After enduring a year of COVID, Match Day is ‘particularly inspiring’

This Friday medical students across the country will learn where they’ll complete their residency, the next step after graduating medical school. Although the event happens annually, this Match Day feels different after enduring a full year of COVID-19, said Dr. Marianne Green, vice dean for education at Northwestern University Feinberg School of Medicine.

“This year is particularly inspiring as our students have demonstrated the resilience, compassion and innovation that has been necessary during the COVID pandemic,” Green said. “The pandemic has provided tremendous learning opportunities, and our students have developed a real-world understanding of evidence-based medicine, population health, health disparities and epidemiology that will serve as an excellent foundation for their future work ahead. Our patients are in good hands with this generation of new physicians.”

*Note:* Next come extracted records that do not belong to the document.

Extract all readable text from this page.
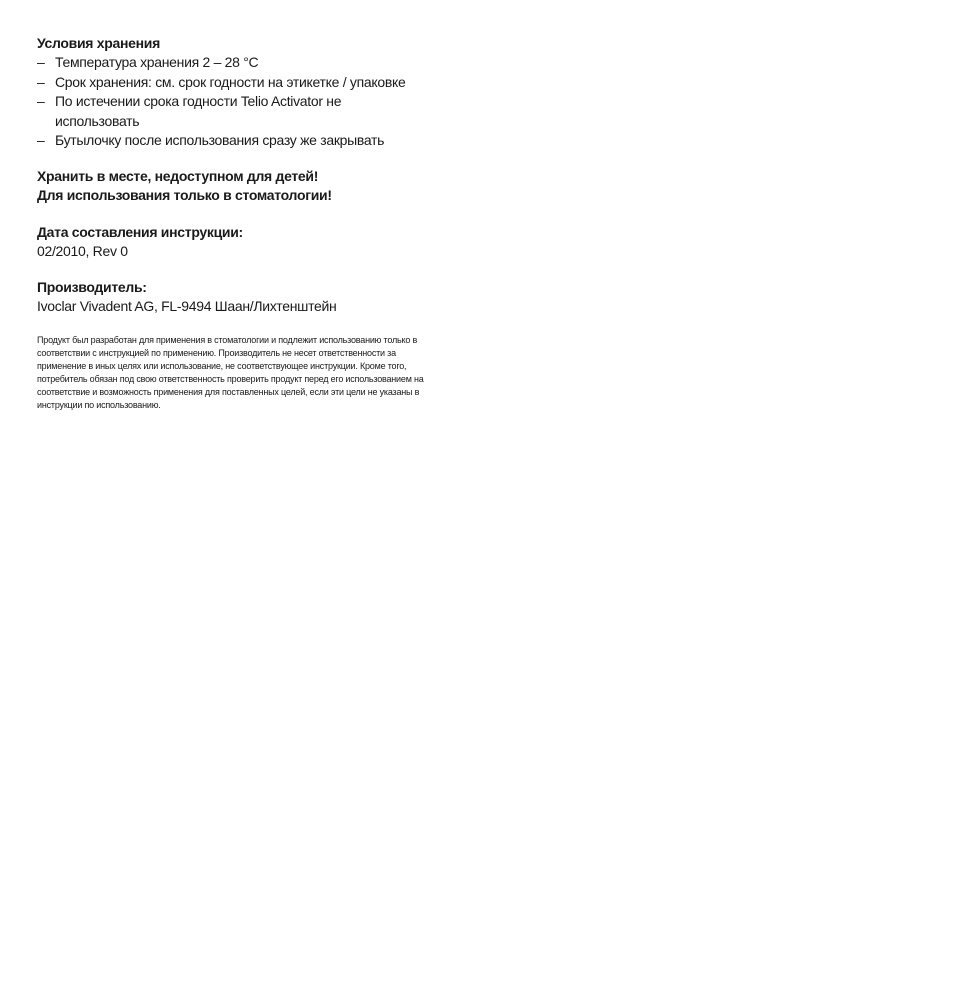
Условия хранения

– Температура хранения 2 – 28 °C
– Срок хранения: см. срок годности на этикетке / упаковке
– По истечении срока годности Telio Activator не использовать
– Бутылочку после использования сразу же закрывать
Хранить в месте, недоступном для детей!
Для использования только в стоматологии!

Дата составления инструкции:

02/2010, Rev 0

Производитель:

Ivoclar Vivadent AG, FL-9494 Шаан/Лихтенштейн
Продукт был разработан для применения в стоматологии и подлежит использованию только в соответствии с инструкцией по применению. Производитель не несет ответственности за применение в иных целях или использование, не соответствующее инструкции. Кроме того, потребитель обязан под свою ответственность проверить продукт перед его использованием на соответствие и возможность применения для поставленных целей, если эти цели не указаны в инструкции по использованию.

Students will learn where they matched via emails sent at 12 p.m. (E.T.) Friday, March 19. B-roll and photos of the virtual event and photos and videos of student reactions will be made available to media following the event. (View footage of last year, which also was held virtually due to COVID). 

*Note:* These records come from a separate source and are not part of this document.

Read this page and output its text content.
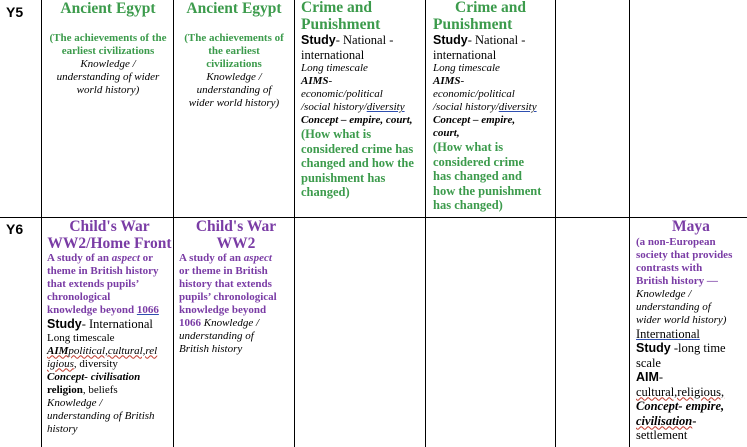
Y5
Y6
Ancient Egypt
(The achievements of the earliest civilizations
Knowledge /
understanding of wider
world history)
Ancient Egypt
(The achievements of
the earliest
civilizations
Knowledge /
understanding of
wider world history)
Crime and
Punishment
Study- National -
international
Long timescale
AIMS-
economic/political
/social history/diversity
Concept – empire, court,
(How what is
considered crime has
changed and how the
punishment has
changed)
Crime and
Punishment
Study- National -
international
Long timescale
AIMS-
economic/political
/social history/diversity
Concept – empire,
court,
(How what is
considered crime
has changed and
how the punishment
has changed)
Child's War
WW2/Home Front
A study of an aspect or
theme in British history
that extends pupils’
chronological
knowledge beyond 1066
Study- International
Long timescale
AIMpolitical,cultural,rel
igious, diversity
Concept- civilisation
religion, beliefs
Knowledge /
understanding of British
history
Child's War
WW2
A study of an aspect
or theme in British
history that extends
pupils’ chronological
knowledge beyond
1066 Knowledge /
understanding of
British history
Maya
(a non-European
society that provides
contrasts with
British history —
Knowledge /
understanding of
wider world history)
International
Study -long time
scale
AIM-
cultural,religious,
Concept- empire,
civilisation-
settlement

Media interested in speaking to Dr. Green or a medical student ahead of or after Friday’s event can contact Kristin Samuelson at ksamuelson@northwestern.edu.

More about Match Day:

The annual tradition is held on the third Friday of March. All fourth-year medical students across the country learn at the same time where they will train as residents for the next three to seven years. 

The "match" refers to the process by which the students and the program directors rank lists that are overlapped, resulting in the selection of students for residency positions. 

“Match day is special every year as it represents the culmination of all of the hard work that these students have embraced during medical school,” Green said. “It is a major step forward on their paths as leaders in medicine.”